The mobile portal contains various apps as well. One app allows inspectors with special privileges to generate work orders and assign tasks to field maintenance crews. The app consumes ARCHIBUS database tables inside Survey123 for ArcGIS forms, which together, with their standardized forms and tables, make it easier for inspectors to manage campus assets. For students, there is a study schedule app that provides users with academic information, including the course name, lecturer bio, place, and time; the academic calendar; a list of important dates for students and staff; and even a route map for how to get to specific classes or labs. Additionally, there is a geonotifications app that administrators can use to send alerts to university staff, faculty, students, and visitors about specific events or emergencies. Users will receive these notifications on their cell phones based on their location, movement, or nearby events.
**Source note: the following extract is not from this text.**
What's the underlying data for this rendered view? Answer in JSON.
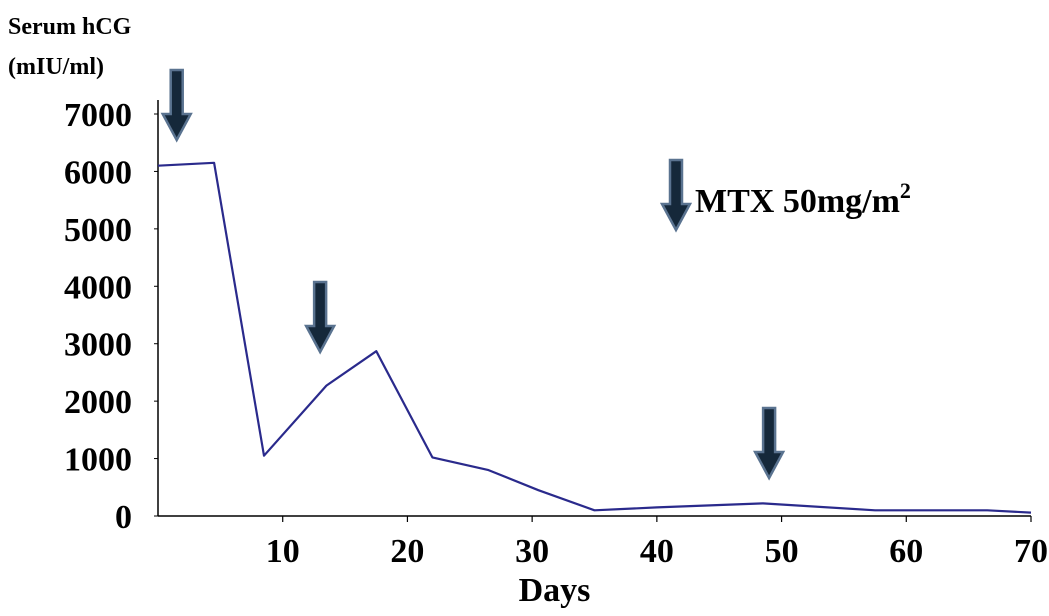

To get the mobile portal and its apps working perfectly, the Openware team developed a web app to manage the administration web page. This lets users with administrative permissions set roles and privileges for other users and administer and configure push notifications.
Of course, the flow of data through SSUC-KU’s GIS, typically called “flow of transmittals,” is massive. Hence, it was necessary to control this process using a dynamic dashboard, which the Openware team built with Operations Dashboard for ArcGIS. The dashboard shows the number of transmittals by month, discipline, project, and business, as well as the review results for submitted packets of data, which are designated as approved, rejected, or accepted with notes. To show these statistics on the dashboard, it was necessary to design an ArcSDE table that specific users can access and edit to keep information up-to-date. Editing and tracking are also enabled so that management can know who is doing what and when.
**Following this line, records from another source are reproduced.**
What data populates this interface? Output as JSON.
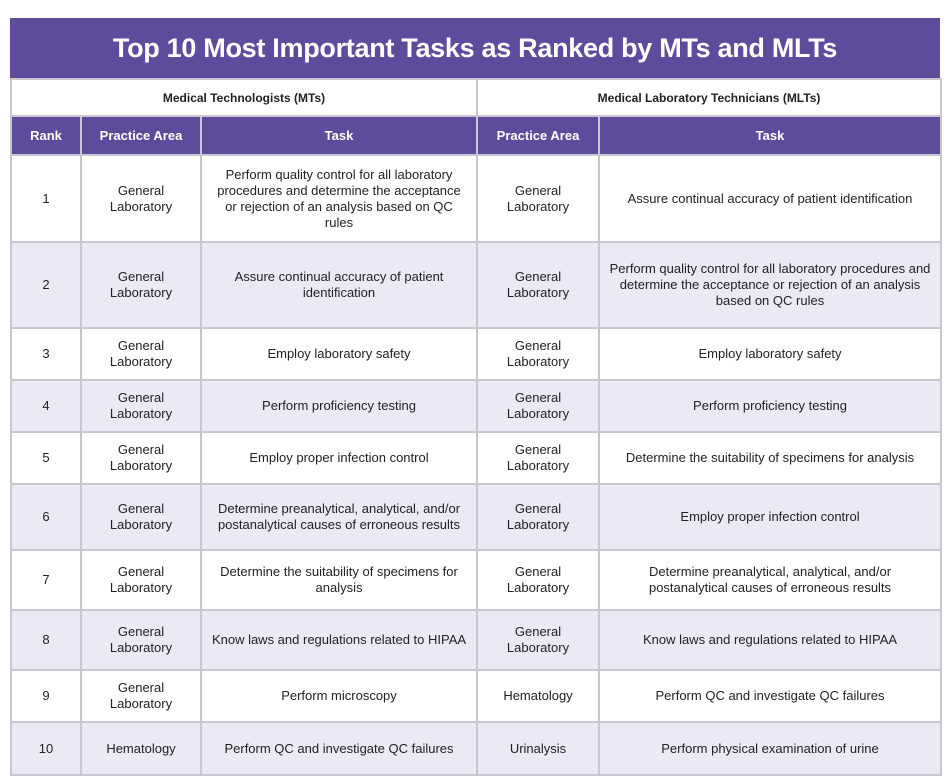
{
  "title": "Top 10 Most Important Tasks as Ranked by MTs and MLTs",
  "group_headers": [
    "Medical Technologists (MTs)",
    "Medical Laboratory Technicians (MLTs)"
  ],
  "column_headers": [
    "Rank",
    "Practice Area",
    "Task",
    "Practice Area",
    "Task"
  ],
  "rows": [
    [
      "1",
      "General Laboratory",
      "Perform quality control for all laboratory procedures and determine the acceptance or rejection of an analysis based on QC rules",
      "General Laboratory",
      "Assure continual accuracy of patient identification"
    ],
    [
      "2",
      "General Laboratory",
      "Assure continual accuracy of patient identification",
      "General Laboratory",
      "Perform quality control for all laboratory procedures and determine the acceptance or rejection of an analysis based on QC rules"
    ],
    [
      "3",
      "General Laboratory",
      "Employ laboratory safety",
      "General Laboratory",
      "Employ laboratory safety"
    ],
    [
      "4",
      "General Laboratory",
      "Perform proficiency testing",
      "General Laboratory",
      "Perform proficiency testing"
    ],
    [
      "5",
      "General Laboratory",
      "Employ proper infection control",
      "General Laboratory",
      "Determine the suitability of specimens for analysis"
    ],
    [
      "6",
      "General Laboratory",
      "Determine preanalytical, analytical, and/or postanalytical causes of erroneous results",
      "General Laboratory",
      "Employ proper infection control"
    ],
    [
      "7",
      "General Laboratory",
      "Determine the suitability of specimens for analysis",
      "General Laboratory",
      "Determine preanalytical, analytical, and/or postanalytical causes of erroneous results"
    ],
    [
      "8",
      "General Laboratory",
      "Know laws and regulations related to HIPAA",
      "General Laboratory",
      "Know laws and regulations related to HIPAA"
    ],
    [
      "9",
      "General Laboratory",
      "Perform microscopy",
      "Hematology",
      "Perform QC and investigate QC failures"
    ],
    [
      "10",
      "Hematology",
      "Perform QC and investigate QC failures",
      "Urinalysis",
      "Perform physical examination of urine"
    ]
  ]
}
At the campus level, water and electricity networks are managed and updated using Esri partner Schneider Electric’s ArcFM solution, which is installed on top of ArcGIS Desktop. The campus’s telecommunications network, however, is managed and updated using GDi Ensemble from Esri’s official distributor in Croatia, GDi.
Planning for the Future
With SSUC-KU’s health sciences campus currently under design, the project team is incorporating even more sophisticated enterprise technology. To support the operations and decision-making processes, for example, this campus’s building data will be delivered in a building information modeling (BIM) format that is compatible with the university’s current GIS schema. This will allow staff at SSUC-KU to simulate all the buildings and their complete services, including water, electricity, and telecommunications. By 2021, when the health campus is fully designed and construction begins, the flow of transmittals in both GIS and BIM formats will be incorporated into SSUC-KU’s geodatabase, enriching the campus’s GIS content.